教育認知心理学の展望
出版社
ナカニシヤ出版
出版日
2016/3/30
いつどのタイミングの編入受験生におすすめか
京都大学学士編入試験で大問2(教育心理学系)を選択する受験生は必読である。
最難関大学の心理学系問題に対応するための学習としては、本書が事実上の最高峰といっても過言ではない。内容の難易度は高く、読み込むほどに理解の深まりと共に、本番の試験問題が易しく見える可能性すらある。

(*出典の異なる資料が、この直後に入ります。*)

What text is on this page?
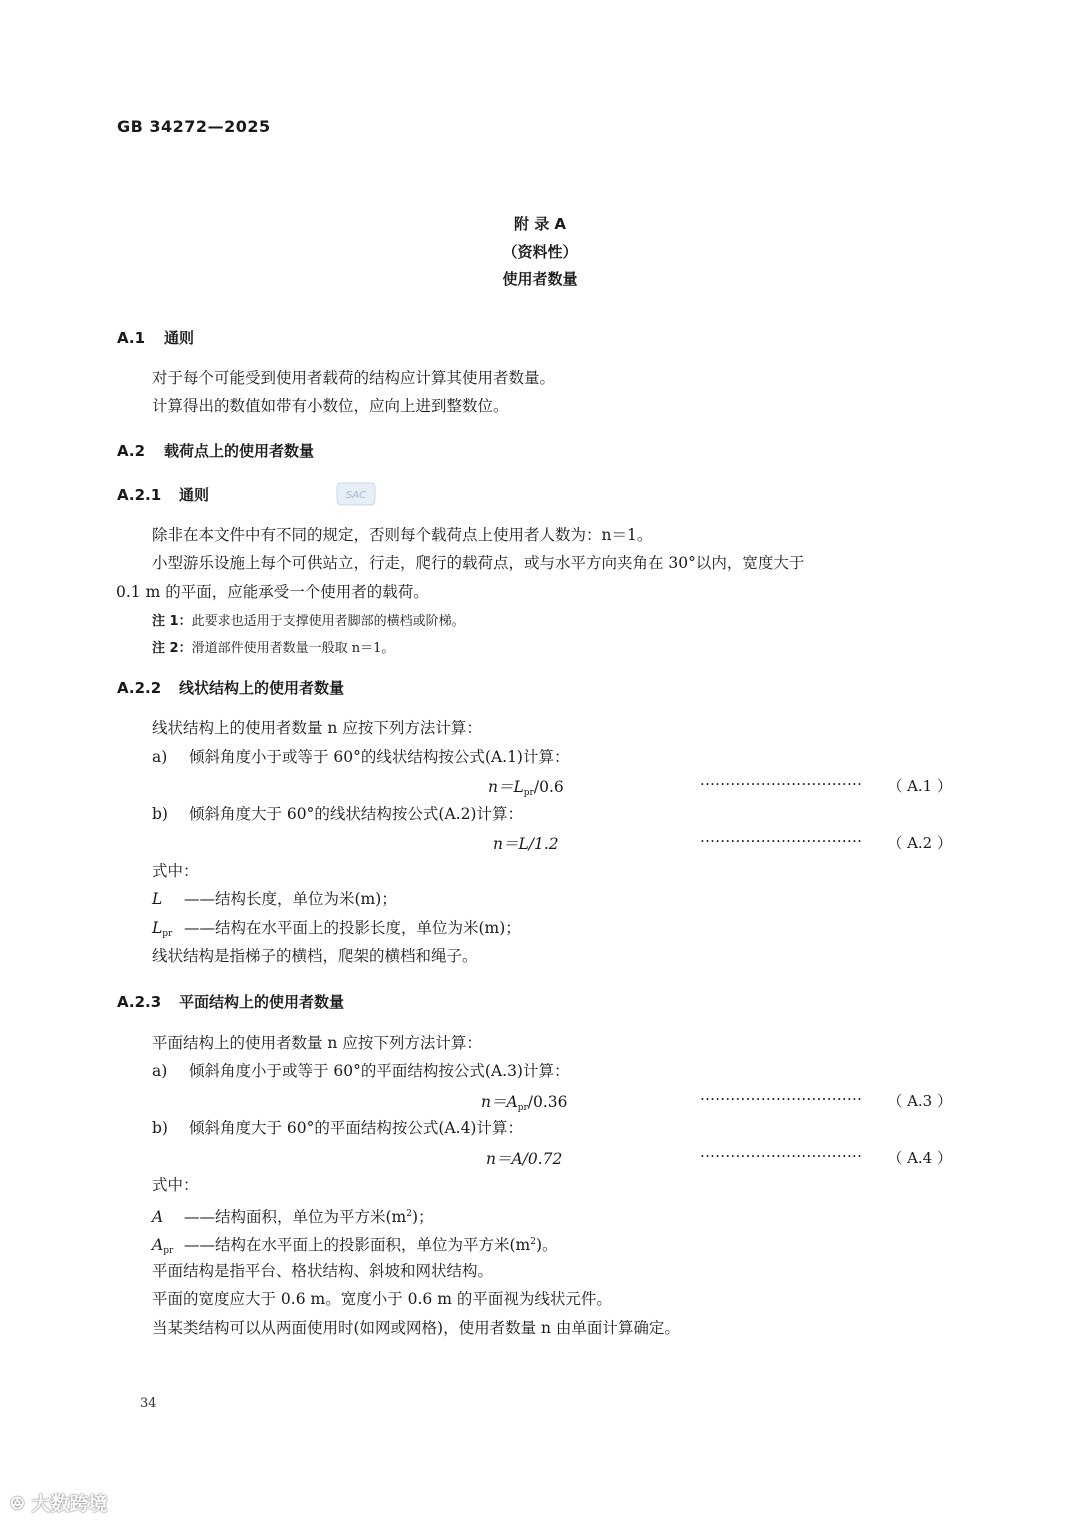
GB 34272—2025
附 录 A
（资料性）
使用者数量
A.1 通则
对于每个可能受到使用者载荷的结构应计算其使用者数量。
计算得出的数值如带有小数位，应向上进到整数位。
A.2 载荷点上的使用者数量
A.2.1 通则	SAC
除非在本文件中有不同的规定，否则每个载荷点上使用者人数为：n＝1。
小型游乐设施上每个可供站立，行走，爬行的载荷点，或与水平方向夹角在 30°以内，宽度大于
0.1 m 的平面，应能承受一个使用者的载荷。
注 1：此要求也适用于支撑使用者脚部的横档或阶梯。
注 2：滑道部件使用者数量一般取 n＝1。
A.2.2 线状结构上的使用者数量
线状结构上的使用者数量 n 应按下列方法计算：
a) 倾斜角度小于或等于 60°的线状结构按公式(A.1)计算：
$n=L_{pr}/0.6$	································	（ A.1 ）
b) 倾斜角度大于 60°的线状结构按公式(A.2)计算：
n＝L/1.2	································	（ A.2 ）
式中：
L ——结构长度，单位为米(m)；
$L_{pr}$ ——结构在水平面上的投影长度，单位为米(m)；
线状结构是指梯子的横档，爬架的横档和绳子。
A.2.3 平面结构上的使用者数量
平面结构上的使用者数量 n 应按下列方法计算：
a) 倾斜角度小于或等于 60°的平面结构按公式(A.3)计算：
$n=A_{pr}/0.36$	································	（ A.3 ）
b) 倾斜角度大于 60°的平面结构按公式(A.4)计算：
n＝A/0.72	································	（ A.4 ）
式中：
A ——结构面积，单位为平方米$(m^2)$；
$A_{pr}$ ——结构在水平面上的投影面积，单位为平方米$(m^2)$。
平面结构是指平台、格状结构、斜坡和网状结构。
平面的宽度应大于 0.6 m。宽度小于 0.6 m 的平面视为线状元件。
当某类结构可以从两面使用时(如网或网格)，使用者数量 n 由单面计算确定。
34
ꔮ 大数跨境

ただし、一冊目として取り組むにはあまりにも歯ごたえがありすぎるため、入門書を一通り学んだ後のステップアップとして位置づけるべきである。
ターゲット大学
京都大学 教育学部(学士編入・大問2)
教育心理学を重視する難関大学(大学院入試レベルも視野に入る受験生)
使い方
本書は、教育心理学の理論や研究を高度な水準で網羅しており、大学院入試にも対応可能なレベルである。したがって、読み進める際には以下の点に留意すべきである。
前提として「教育心理学」などの基本的な教科書を読了していることが望ましい。
理解が進んだテーマや関心のある領域から読み始め、無理に全体を通読しようとしない。
一度で理解できない内容が出てくるのは当然であるため、読みながらメモを取り、自分の言葉で再整理していく姿勢が重要である。
時間をかけてでも、1テーマずつ咀嚼しながら読み進めていくことで、編入試験だけでなくその後の大学での学びにもつながっていく。
注意点
大学院レベルの記述内容を含むため、読んで理解できない部分があっても落ち込まないこと。必要に応じて補助教材を使いながら読み進めるとよい。
数年前から改訂版の刊行が噂されており、今後新版が出る可能性がある。購入前には出版社の公式情報を確認することを推奨する。
答案作成に直結するタイプの教科書ではないため、知識をどう論述に応用するかは別途練習が必要である。